Он не боялся, что наука и культура отдалят его от природы, от земли, от родины, он знал, что высшая степень культуры, вместе с тем, высшая степень народности.
Гёте — лучший тип истинно великого, не только поэта, но и литератора. Толстой, великий поэт, никогда не был литератором. В своих автобиографических признаниях Толстой неоднократно высказывает, по-видимому, искреннее и тем более плачевное презрение к собственным созданиям. Это презрение невольно пробуждает горькое раздумье о судьбе русской литературы. Если уж один из величайших наших поэтов так мало признает культурное значение поэзии, чего же ждать от других? Нет, Гёте не презирал того, что создал. Такое отношение, как у Толстого, к собственным творениям показалось бы ему святотатством. Вот бездна, отделяющая поэзию от литературы. В сущности это та же самая бездна, которая отделяет стихийное от человеческого. Сколько бы еще у нас ни было гениальных писателей, но, пока у России не будет своей литературы, у нее не будет и своего Гёте, представителя народного духа. Стихийный богатырь, герой древнерусских былин, не подымет маленькой «переметной сумочки», в которой заключена тяжесть мира, бремя земли.
Слезает Святогор с добра коня,
Ухватил он сумочку обема рукама,
Поднял сумочку повыше колен:
И по колено Святогор в землю угряз,
А по белу лицу — не слезы, а кровь течет…
Тяжесть мира не может поднять один народ, как бы он ни был силен. Древний богатырь все глубже и глубже будет уходить в землю, удрученный стихийной силой, если, наконец, не признает, что есть и другая высшая сила, кроме той, в которую он до сих пор верил.

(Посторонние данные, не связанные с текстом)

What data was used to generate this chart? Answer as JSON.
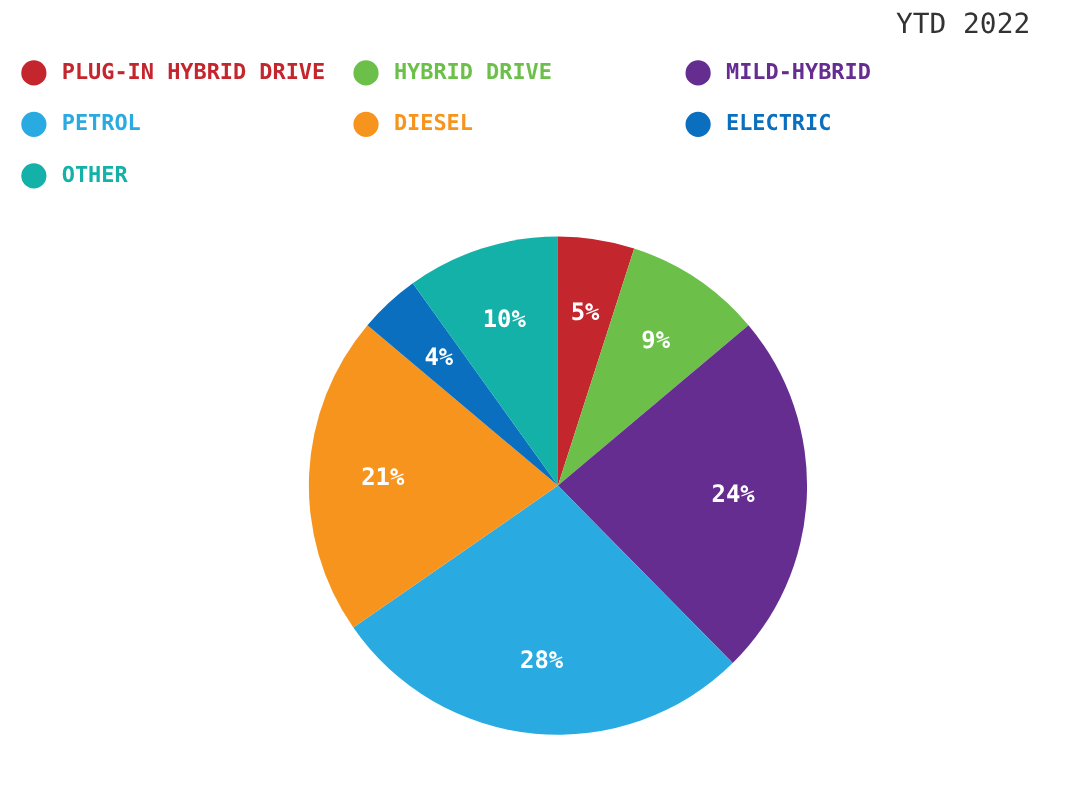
{
  "chart_data": {
    "type": "pie",
    "subtitle": "YTD 2022",
    "legend": "top",
    "categories": [
      "PLUG-IN HYBRID DRIVE",
      "HYBRID DRIVE",
      "MILD-HYBRID",
      "PETROL",
      "DIESEL",
      "ELECTRIC",
      "OTHER"
    ],
    "values": [
      5,
      9,
      24,
      28,
      21,
      4,
      10
    ],
    "colors": [
      "#c4262e",
      "#6cc04a",
      "#662d91",
      "#29abe2",
      "#f7941d",
      "#0a6fbf",
      "#14b1a9"
    ],
    "value_labels": [
      "5%",
      "9%",
      "24%",
      "28%",
      "21%",
      "4%",
      "10%"
    ]
  }
}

Когда думаешь о настроении тех, кто теперь читает и пишет в России, перед глазами невольно встает знакомый великорусский пейзаж. Местность где-нибудь в средних губерниях, около полотна железной дороги. Скудная природа, истощенная не менее скудной цивилизацией. Болота с торфяными кочками и пнями, остатками вырубленного леса, обмелевшая, унылая речонка. На косогоре — несколько серых домиков; самый большой с надписью — «Трактир». На рельсах — пьяные мастеровые в городских поддевках, с гармониками и нелепыми песнями. Вдали фабричная труба. И надо всем — холодный, резкий, как будто мертвый, день, скучное северное небо:
Румяный критик мой, насмешник
толстопузый,
Готовый век трунить над нашей
томной музой,
Поди-ка ты сюда, присядь-ка ты со мной,
Попробуй, сладим ли с проклятою хандрой.
Взгляни, какой здесь вид…
Откройте наудачу современный «толстый» журнал или газету, вы встретите то же настроение, тот же мертвый колорит, ту же скуку, ту же печать уродливой, полуварварской цивилизации и ту же унылую, безнадежную плоскость.

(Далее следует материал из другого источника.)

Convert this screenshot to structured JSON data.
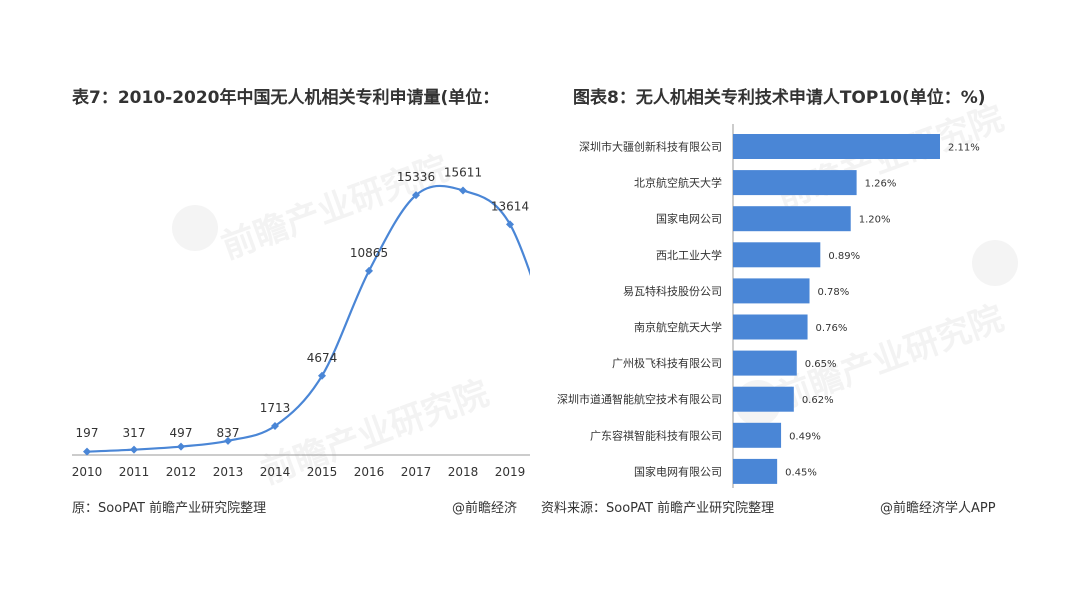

Помню, я испытал с обидной горечью и ясностью эту, в сущности, давнишнюю, родную, уже Пушкиным описанную скуку, возвращаясь из-за границы, из Парижа. Без всяких политических и философских соображений, просто в бульварах, в толпе, в театрах, в рекламах, выставках, кафе, в этом непрерывном ропоте человеческого океана — чувствуется, что там есть жизнь.
Нигде, даже в России, не царствует такая скука, как в литературных кружках. Опять-таки, без всяких высших философских и политических соображений, просто кажется, что здесь нет жизни. Когда сразу из европейского воздуха, из атмосферы напряженной деятельности и мысли перенесешься в один из этих притонов скуки, в одну из несчастных петербургских редакций, с каким горьким недоумением слушаешь унылые разговоры унылых сотрудников. Если редакция легкомысленная, кажется, что попал в подозрительную справочную контору; если редакция серьезная, чувствуешь себя в канцелярии среди чиновников.